Eye-Q: A Multilingual Benchmark for Visual Word Puzzle Solving and Image-to-Phrase Reasoning
Vision-Language Models (VLMs) have achieved strong performance on standard vision-language benchmarks, yet often rely on surface-level recognition rather than deeper reasoning. We propose visual word puzzles as a challenging alternative, as they require discovering implicit visual cues, generating and revising hypotheses, and mapping perceptual evidence to non-literal concepts in ways that are difficult to solve via literal grounding, OCR-heavy shortcuts, or simple retrieval-style matching. We introduce Eye-Q, a multilingual benchmark designed to assess this form of complex visual understanding.

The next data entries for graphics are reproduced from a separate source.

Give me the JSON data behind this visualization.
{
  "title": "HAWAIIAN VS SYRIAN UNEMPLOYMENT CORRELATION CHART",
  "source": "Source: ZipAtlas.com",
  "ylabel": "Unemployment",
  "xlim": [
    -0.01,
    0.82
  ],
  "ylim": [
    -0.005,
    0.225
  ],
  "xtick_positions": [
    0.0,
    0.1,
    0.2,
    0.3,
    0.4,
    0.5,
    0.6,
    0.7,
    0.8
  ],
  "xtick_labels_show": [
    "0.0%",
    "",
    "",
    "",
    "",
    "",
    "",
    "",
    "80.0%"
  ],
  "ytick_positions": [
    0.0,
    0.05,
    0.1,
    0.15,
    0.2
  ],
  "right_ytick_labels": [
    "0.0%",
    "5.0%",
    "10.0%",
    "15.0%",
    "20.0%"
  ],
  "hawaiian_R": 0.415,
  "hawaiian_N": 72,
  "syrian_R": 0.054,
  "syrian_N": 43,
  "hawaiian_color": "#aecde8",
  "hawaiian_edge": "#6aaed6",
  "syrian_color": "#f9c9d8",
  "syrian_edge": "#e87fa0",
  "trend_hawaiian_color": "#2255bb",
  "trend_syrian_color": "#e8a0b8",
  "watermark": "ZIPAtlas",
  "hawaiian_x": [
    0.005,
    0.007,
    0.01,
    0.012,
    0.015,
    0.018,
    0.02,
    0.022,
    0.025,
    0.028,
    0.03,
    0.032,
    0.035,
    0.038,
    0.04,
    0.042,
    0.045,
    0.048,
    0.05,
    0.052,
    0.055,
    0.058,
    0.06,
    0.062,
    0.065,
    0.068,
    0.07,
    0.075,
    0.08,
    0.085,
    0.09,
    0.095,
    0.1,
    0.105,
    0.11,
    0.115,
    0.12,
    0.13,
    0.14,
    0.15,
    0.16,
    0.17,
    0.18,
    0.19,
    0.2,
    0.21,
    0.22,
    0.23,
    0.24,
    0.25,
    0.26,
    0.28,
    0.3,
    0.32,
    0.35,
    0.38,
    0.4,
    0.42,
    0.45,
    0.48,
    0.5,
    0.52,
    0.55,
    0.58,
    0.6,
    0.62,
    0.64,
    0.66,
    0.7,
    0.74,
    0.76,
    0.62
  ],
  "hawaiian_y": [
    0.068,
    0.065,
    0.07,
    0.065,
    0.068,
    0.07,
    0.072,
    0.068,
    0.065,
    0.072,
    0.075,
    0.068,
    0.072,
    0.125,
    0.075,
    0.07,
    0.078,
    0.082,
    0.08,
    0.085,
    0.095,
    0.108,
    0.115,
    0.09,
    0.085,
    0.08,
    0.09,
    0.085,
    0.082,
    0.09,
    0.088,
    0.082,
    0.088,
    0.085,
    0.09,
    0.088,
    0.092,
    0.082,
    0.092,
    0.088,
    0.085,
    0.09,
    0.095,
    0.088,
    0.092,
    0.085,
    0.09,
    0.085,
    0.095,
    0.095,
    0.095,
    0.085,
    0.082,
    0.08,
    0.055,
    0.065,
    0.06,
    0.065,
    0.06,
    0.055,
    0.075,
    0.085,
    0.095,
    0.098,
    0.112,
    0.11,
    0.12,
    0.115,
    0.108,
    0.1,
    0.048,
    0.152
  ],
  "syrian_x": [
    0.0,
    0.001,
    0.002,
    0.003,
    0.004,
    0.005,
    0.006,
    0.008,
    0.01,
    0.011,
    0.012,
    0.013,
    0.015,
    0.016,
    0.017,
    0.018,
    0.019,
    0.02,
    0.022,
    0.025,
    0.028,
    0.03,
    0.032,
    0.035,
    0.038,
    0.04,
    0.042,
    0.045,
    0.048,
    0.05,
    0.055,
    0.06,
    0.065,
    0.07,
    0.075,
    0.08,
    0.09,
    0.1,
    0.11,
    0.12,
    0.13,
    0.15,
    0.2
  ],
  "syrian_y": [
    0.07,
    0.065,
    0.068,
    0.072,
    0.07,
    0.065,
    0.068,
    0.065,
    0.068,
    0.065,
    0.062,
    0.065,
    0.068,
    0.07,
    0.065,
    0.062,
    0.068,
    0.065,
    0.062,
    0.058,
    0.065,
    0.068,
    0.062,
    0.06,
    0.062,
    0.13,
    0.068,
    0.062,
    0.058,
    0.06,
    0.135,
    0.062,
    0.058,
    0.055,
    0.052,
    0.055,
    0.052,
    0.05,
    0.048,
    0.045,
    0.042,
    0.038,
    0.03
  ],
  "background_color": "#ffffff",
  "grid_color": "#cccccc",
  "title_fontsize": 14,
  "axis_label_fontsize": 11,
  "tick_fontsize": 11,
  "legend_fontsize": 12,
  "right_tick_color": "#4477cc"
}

Eye-Q contains 1,343 puzzles in which a model observes a conceptually dense scene with a brief description and must infer a specific target word or phrase. The puzzles are intentionally unstructured and cue-implicit, with distractors and contextual relationships that demand selective attention, abstraction, and associative inference. The benchmark spans English, Persian, Arabic, and cross-lingual puzzles. We evaluate state-of-the-art VLMs using an open-ended, human-aligned protocol that probes hypothesis formation and revision under lightweight assistance. Results reveal substantial performance gaps, especially on abstract and cross-lingual puzzles, highlighting limitations in current models' ability to construct and search over appropriate conceptual representations for flexible image-to-phrase inference; maximum accuracy reaches only 60.27%.